No, there are no shortcuts, you have to do all seven steps.   You might succeed in spite of skipping some steps, but that is due to luck and not hard work, and you can't count on luck.

Of course, not everyone can escape poverty.   But chances are, if you can read all of this, you at least have a shot at it, because you can actually read and digest more than a Tweet, and that is a damn hard skill to find anymore these days.   Apply yourself and you will succeed.  It starts with putting down the bong...

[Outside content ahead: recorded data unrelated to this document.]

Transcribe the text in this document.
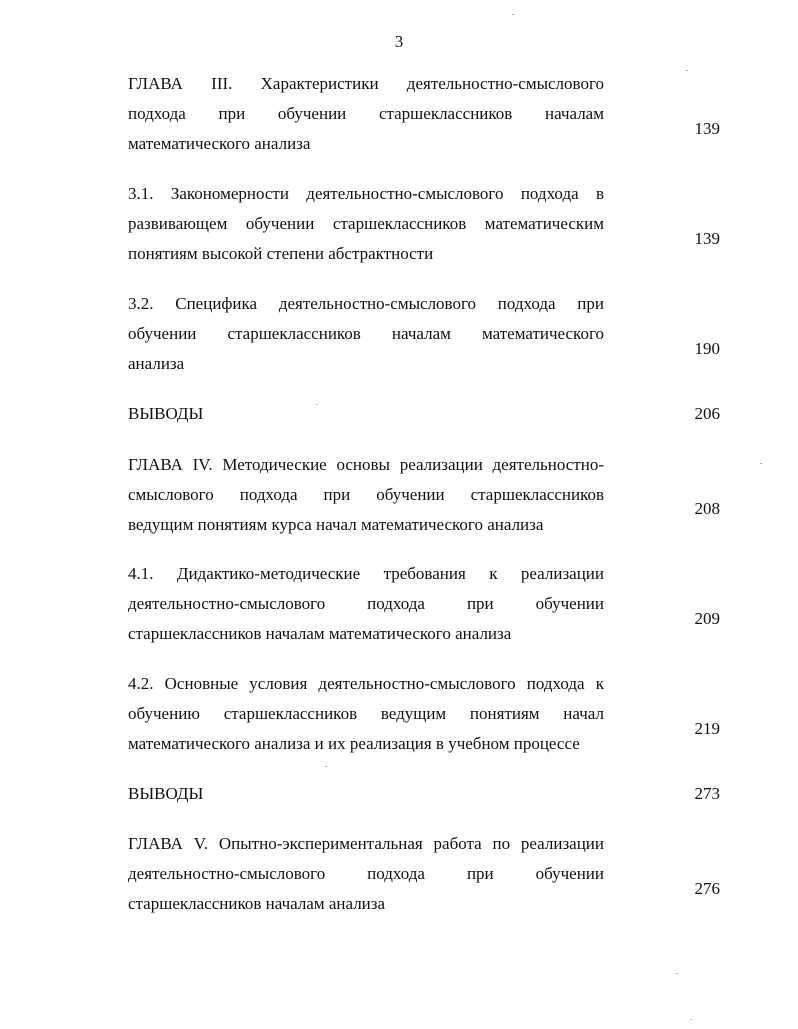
3
ГЛАВА III. Характеристики деятельностно-смыслового
подхода при обучении старшеклассников началам
математического анализа
139
3.1. Закономерности деятельностно-смыслового подхода в
развивающем обучении старшеклассников математическим
понятиям высокой степени абстрактности
139
3.2. Специфика деятельностно-смыслового подхода при
обучении старшеклассников началам математического
анализа
190
ВЫВОДЫ	206
ГЛАВА IV. Методические основы реализации деятельностно-
смыслового подхода при обучении старшеклассников
ведущим понятиям курса начал математического анализа
208
4.1. Дидактико-методические требования к реализации
деятельностно-смыслового подхода при обучении
старшеклассников началам математического анализа
209
4.2. Основные условия деятельностно-смыслового подхода к
обучению старшеклассников ведущим понятиям начал
математического анализа и их реализация в учебном процессе
219
ВЫВОДЫ	273
ГЛАВА V. Опытно-экспериментальная работа по реализации
деятельностно-смыслового подхода при обучении
старшеклассников началам анализа
276
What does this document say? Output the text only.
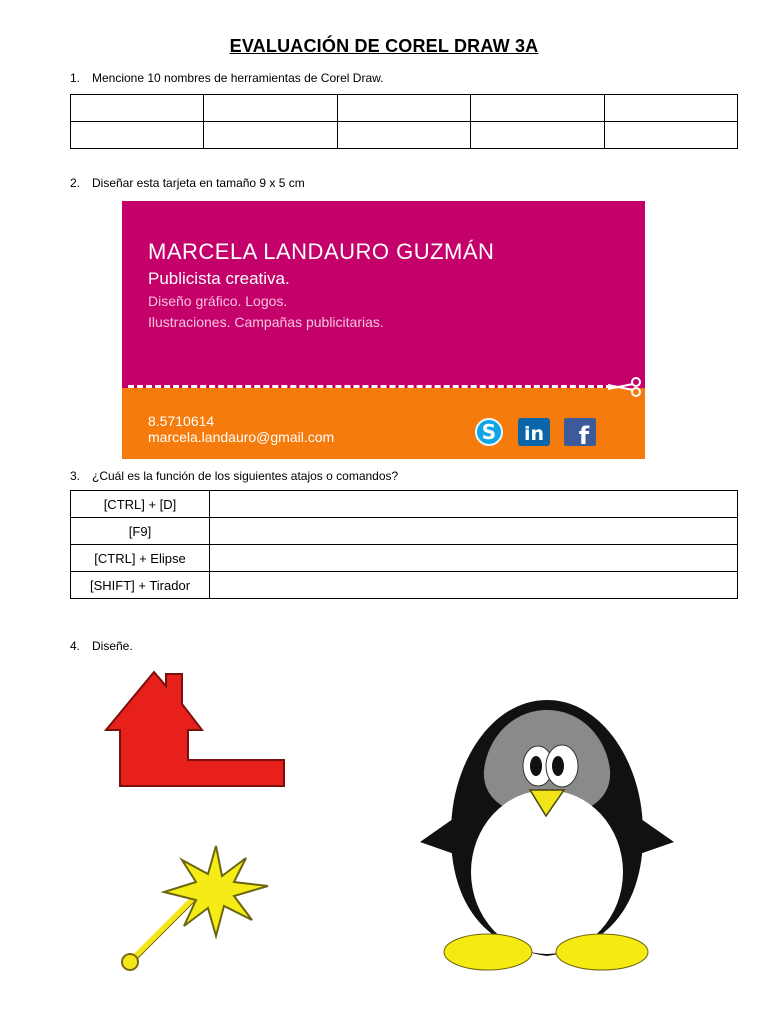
EVALUACIÓN DE COREL DRAW 3A
1. Mencione 10 nombres de herramientas de Corel Draw.

2. Diseñar esta tarjeta en tamaño 9 x 5 cm
MARCELA LANDAURO GUZMÁN
Publicista creativa.
Diseño gráfico. Logos.
Ilustraciones. Campañas publicitarias.
8.5710614
marcela.landauro@gmail.com	S in f
3. ¿Cuál es la función de los siguientes atajos o comandos?
[CTRL] + [D]	
[F9]	
[CTRL] + Elipse	
[SHIFT] + Tirador	
4. Diseñe.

NOTE:  While researching the graphic above, I came across many more (google "cycle of poverty" images).   Many of these graphics posited that part of the cycle of poverty in the USA was hunger and lack of food, disease and bad water.   While this may be true in some very bad parts of our country (crack house in the ghetto) most of our poor are not hungry and diseased - although that is certainly true in other countries in the world.

Another graphic proscribed the solution to this cycle - with a government intervention at every stage - in terms of health care, education, job training, free child care, and so forth.   Noble ideas to be sure!  But with the current administration, not likely to happen.  And not likely to happen in any administration, given the deficit and budget problems.

And of course, we have to ask ourselves, should we make being poor attractive?   Because their does reach a point where if you provide enough government assistance, people will take it, instead of working.   Or is this assistance a sop to the poor, or a subsidy to low-wage employers?   Who benefits from food stamps, the person receiving them or Wal-Mart who can now pay that person $1 less an hour as a result?

But the deal is, the best way for YOU to escape poverty is to take action in your life, rather than wait for a government program that will never materialize.   No, this is not easy.  No one every said it would be.